パイロットは【図1】(a)に示すように、金型内にある材料の最終的な位置決めをします。金型内には、送り装置や人の手などで材料は送り込まれますが、ある程度の誤差が常につきまといます。その誤差を、製品に影響ないところまで修正することを求められます。材料の位置の修正は、パイロットの傾斜面で材料を滑らせて移動します。斜面の形には(b)に示す砲弾形と(c)に示すテーパ形があります。砲弾形は上下移動量に対して横移動量が変化します。テーパ形では常に一定した移動量となります。以前は精密な加工にはテーパ形が良いと言われたこともありましたが、現在ではあまり区別していません。精密ものや薄い板厚および軟質材のものでは、上下運動に対して横移動量を小さくとり、板厚が増すにつれて横移動量を大きくとる傾向にあります。材料が滑る斜面はきれいに仕上げ、滑り抵抗を減らすようにします。

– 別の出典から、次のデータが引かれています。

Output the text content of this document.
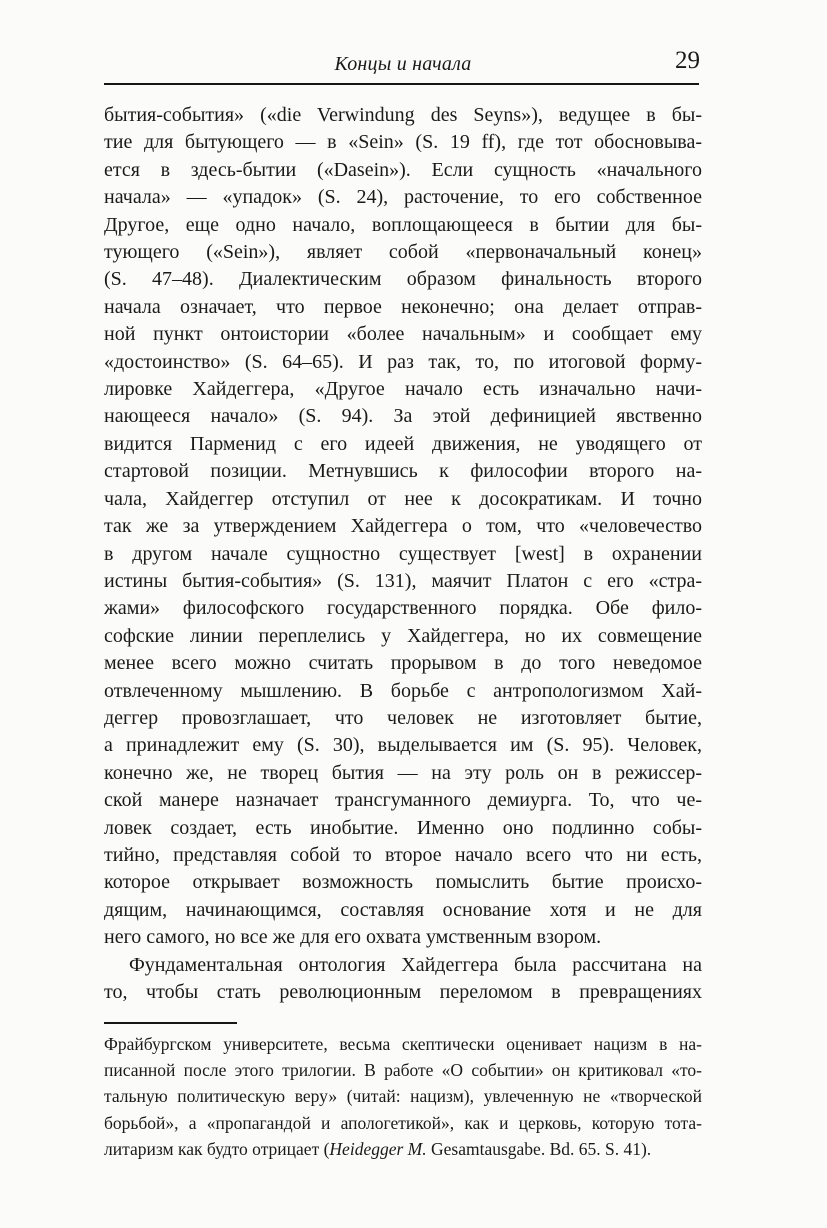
Концы и начала	29
бытия-события» («die Verwindung des Seyns»), ведущее в бы-
тие для бытующего — в «Sein» (S. 19 ff), где тот обосновыва-
ется в здесь-бытии («Dasein»). Если сущность «начального
начала» — «упадок» (S. 24), расточение, то его собственное
Другое, еще одно начало, воплощающееся в бытии для бы-
тующего («Sein»), являет собой «первоначальный конец»
(S. 47–48). Диалектическим образом финальность второго
начала означает, что первое неконечно; она делает отправ-
ной пункт онтоистории «более начальным» и сообщает ему
«достоинство» (S. 64–65). И раз так, то, по итоговой форму-
лировке Хайдеггера, «Другое начало есть изначально начи-
нающееся начало» (S. 94). За этой дефиницией явственно
видится Парменид с его идеей движения, не уводящего от
стартовой позиции. Метнувшись к философии второго на-
чала, Хайдеггер отступил от нее к досократикам. И точно
так же за утверждением Хайдеггера о том, что «человечество
в другом начале сущностно существует [west] в охранении
истины бытия-события» (S. 131), маячит Платон с его «стра-
жами» философского государственного порядка. Обе фило-
софские линии переплелись у Хайдеггера, но их совмещение
менее всего можно считать прорывом в до того неведомое
отвлеченному мышлению. В борьбе с антропологизмом Хай-
деггер провозглашает, что человек не изготовляет бытие,
а принадлежит ему (S. 30), выделывается им (S. 95). Человек,
конечно же, не творец бытия — на эту роль он в режиссер-
ской манере назначает трансгуманного демиурга. То, что че-
ловек создает, есть инобытие. Именно оно подлинно собы-
тийно, представляя собой то второе начало всего что ни есть,
которое открывает возможность помыслить бытие происхо-
дящим, начинающимся, составляя основание хотя и не для
него самого, но все же для его охвата умственным взором.
Фундаментальная онтология Хайдеггера была рассчитана на
то, чтобы стать революционным переломом в превращениях
Фрайбургском университете, весьма скептически оценивает нацизм в на-
писанной после этого трилогии. В работе «О событии» он критиковал «то-
тальную политическую веру» (читай: нацизм), увлеченную не «творческой
борьбой», а «пропагандой и апологетикой», как и церковь, которую тота-
литаризм как будто отрицает (Heidegger M. Gesamtausgabe. Bd. 65. S. 41).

通常、パイロットはパイロット用の穴に挿入しますが、【図2】(a)に示すパイロット径と穴の関係に注意が必要です。(b)に示す「ゆるみ」が小さい程位置決め精度は良くなりますが、仕事が終わってパイロットが材料から抜けていく段階でゆるみがないと、材料を吊り上げてしまうことになります。位置決め精度と吊り上げトラブルとのかねあいを考えて、パイロット径と穴の関係を決めます。精密な場合でも、ゆるみ(径の差)は0.01mm程度、一般的(板厚1mm前後)には0.02〜0.04mm程度です。ゆるみは誤差となって現れますが、金型内のパイロットの資料数が多いと相互に干渉して精度は上がります。ただし多すぎると干渉がきつくなり、材料吊り上げの原因となります。
パイロットは加工に先行して働かなければなりません。そのために可動ストリッパ構造ではストリッパ面から突き出る形になります。突き出ている長さが長過ぎると、やはり材料吊り上げの原因となります。【図3】(a)を参照して下さい。突き出し量は加工する材料板厚を考慮して決めますが、できるだけ短くすることが好ましいです。以下のように考えます。パイロットが入る穴の抜き面は、「だれ−せん断面−破断面」で構成されています。信頼のおける面はせん断面です。せん断面部分にパイロットが働けば、機能は達成します。材料の板厚保がある程度あれば、(b)に示すようにパイロットの突き出し量を短くしても問題は起きません。しかし、材料板厚が薄くなると、(b)のような形にしようとすると、パイロットの部品精度をかなり高めないと失敗します。そんなわけで(c)に示すように、材料板厚より突き出し量を長くします。長くすることでパイロットの加工精度をラフにするための処置です。突き出し量が長過ぎても材料吊り上げの原因になりますから、兼ね合いが必要です。